Posted in The world @work
5 comments on “We’re curious.
  1. Olivia Holmes says:

    Great to hear! I am a big believer in agile work practices and the benefit they provide employees and businesses alike! We recently undertook a similar process at Teach First. We transformed our 450 person traditional office space to an agile hot desking environment with great success.

    We made this happen by

    1. Redesigning our office space to drive what we do, not where we sit 2. Introducing and encouraging flexible working patterns that give us more control over the way we work
    3. Ensuring our IT tools improve communication and collaboration
    4. Maintaining a greater focus on measuring performance by outcomes
    5. Facilitating a process of culture change across the organisation which was in line with our cultural statement – this included significant employee and leader training particularly around the notion of presentee-ism and managing performance by outcomes.

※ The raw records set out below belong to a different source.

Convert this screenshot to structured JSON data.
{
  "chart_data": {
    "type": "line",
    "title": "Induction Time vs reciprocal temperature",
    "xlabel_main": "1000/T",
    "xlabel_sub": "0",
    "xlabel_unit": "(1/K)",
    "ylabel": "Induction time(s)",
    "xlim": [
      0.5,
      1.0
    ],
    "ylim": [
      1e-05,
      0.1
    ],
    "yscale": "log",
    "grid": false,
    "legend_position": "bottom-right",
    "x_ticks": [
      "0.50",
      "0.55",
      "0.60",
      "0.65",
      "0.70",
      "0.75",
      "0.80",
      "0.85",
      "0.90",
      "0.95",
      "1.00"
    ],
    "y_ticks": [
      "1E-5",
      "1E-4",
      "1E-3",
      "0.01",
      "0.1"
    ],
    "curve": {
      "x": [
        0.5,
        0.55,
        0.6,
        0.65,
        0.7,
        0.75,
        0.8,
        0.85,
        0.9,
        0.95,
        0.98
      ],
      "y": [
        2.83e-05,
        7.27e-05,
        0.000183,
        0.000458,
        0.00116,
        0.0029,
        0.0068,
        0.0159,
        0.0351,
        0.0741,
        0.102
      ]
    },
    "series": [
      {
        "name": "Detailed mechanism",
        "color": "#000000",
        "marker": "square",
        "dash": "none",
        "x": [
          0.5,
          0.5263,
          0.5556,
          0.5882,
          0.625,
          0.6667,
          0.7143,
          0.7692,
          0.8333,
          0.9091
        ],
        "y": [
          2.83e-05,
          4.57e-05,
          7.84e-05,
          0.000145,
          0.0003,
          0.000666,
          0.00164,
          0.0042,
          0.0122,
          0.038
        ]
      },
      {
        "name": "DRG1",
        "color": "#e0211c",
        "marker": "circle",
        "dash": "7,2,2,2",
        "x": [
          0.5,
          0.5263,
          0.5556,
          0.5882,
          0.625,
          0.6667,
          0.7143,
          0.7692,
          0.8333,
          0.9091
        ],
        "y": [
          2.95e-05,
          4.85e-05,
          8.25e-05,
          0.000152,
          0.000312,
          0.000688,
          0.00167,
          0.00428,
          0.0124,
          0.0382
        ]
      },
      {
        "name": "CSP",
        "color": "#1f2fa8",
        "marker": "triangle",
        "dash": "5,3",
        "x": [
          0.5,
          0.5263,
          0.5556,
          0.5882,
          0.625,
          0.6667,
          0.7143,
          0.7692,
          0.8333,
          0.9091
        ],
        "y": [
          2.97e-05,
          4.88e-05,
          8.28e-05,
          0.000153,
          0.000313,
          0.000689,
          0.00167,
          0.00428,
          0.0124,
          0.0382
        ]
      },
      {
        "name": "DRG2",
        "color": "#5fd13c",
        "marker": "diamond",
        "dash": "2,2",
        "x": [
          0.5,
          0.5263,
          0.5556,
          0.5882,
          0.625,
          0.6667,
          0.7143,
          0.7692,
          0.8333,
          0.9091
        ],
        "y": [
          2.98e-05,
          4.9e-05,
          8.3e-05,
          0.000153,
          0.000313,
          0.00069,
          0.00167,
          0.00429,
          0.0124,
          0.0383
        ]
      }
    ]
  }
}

    Best of luck Slade Group!

  2. Alexis Foden says:

    I have a friend (and no not the imaginary type to cover my own identity). This friend finds that hot desking and the suggestion to work from home can be quite negative for the following reasons:
    They can find it hard to get a desk, and feel somewhat unsettled by being at a different desk each day.
    They feel that working from home is a way of transferring office costs to the employee – eg they end up using their own internet connection, utilities etc
    People tend to like to take Friday’s off for a work at home day which makes it a ghost town and not much can get done. This also requires putting out a memo to warn of an important meeting if it is to fall on a Friday.

    Myself, I like the idea of flexibility but not hot-desking. Even when I travel interstate for a couple of days a month I am usually lucky enough to get the same desk.

    • Anita Ziemer Anita Ziemer says:

      Thanks Alexis, it sounds like your friend has picked up on some of the critical elements. Hot desking can’t just be a physical manifestation but a change in total workplace/work style culture. That whole ‘optional Friday’ seems to be quite a theme and we’re looking at this and also how to overcome potential team culture dilution. As well we’re aware that productivity and flexibility are not mutually exclusive of business critical attendance requirements.
      And we still have more work to do too.

  3. Christine Fitzherbert says:

    Hot desking is not a new phenomenon and works well in advanced technology environments that are modern, comfortable, pleasant and well laid out. Few workplaces, even contemporary ones, meet that criteria (Microsoft in Sydney does so very effectively – but it’s technology support is excellent). Regrettably hot desking is often a euphenism for just cutting costs & reducing overheads. It can lead to a significant employee disengagement and disenfranchisement if not handled well or effectively. I think the notion of more workplace flexibility and shared spaces is a better way to improve workplace culture and commitment.

    • Anita Ziemer Anita Ziemer says:

      Thanks for your comments Christine. They seem to support a growing trend of insights and experiences. We’re planning on making the shift at the same time as we reconfigure our physical work spaces and also reconfigure what Slade’s world @work means with respect to engagement, trust, productivity, culture and flexibility. We already have a range of different full-time and part-time employee arrangements, and yet, that language (time related) alone seems to be ‘old school’, so ROWE and Agile Work seem much more appropriate, offering the flexibility we’re seeking in managing our professional and personal lives.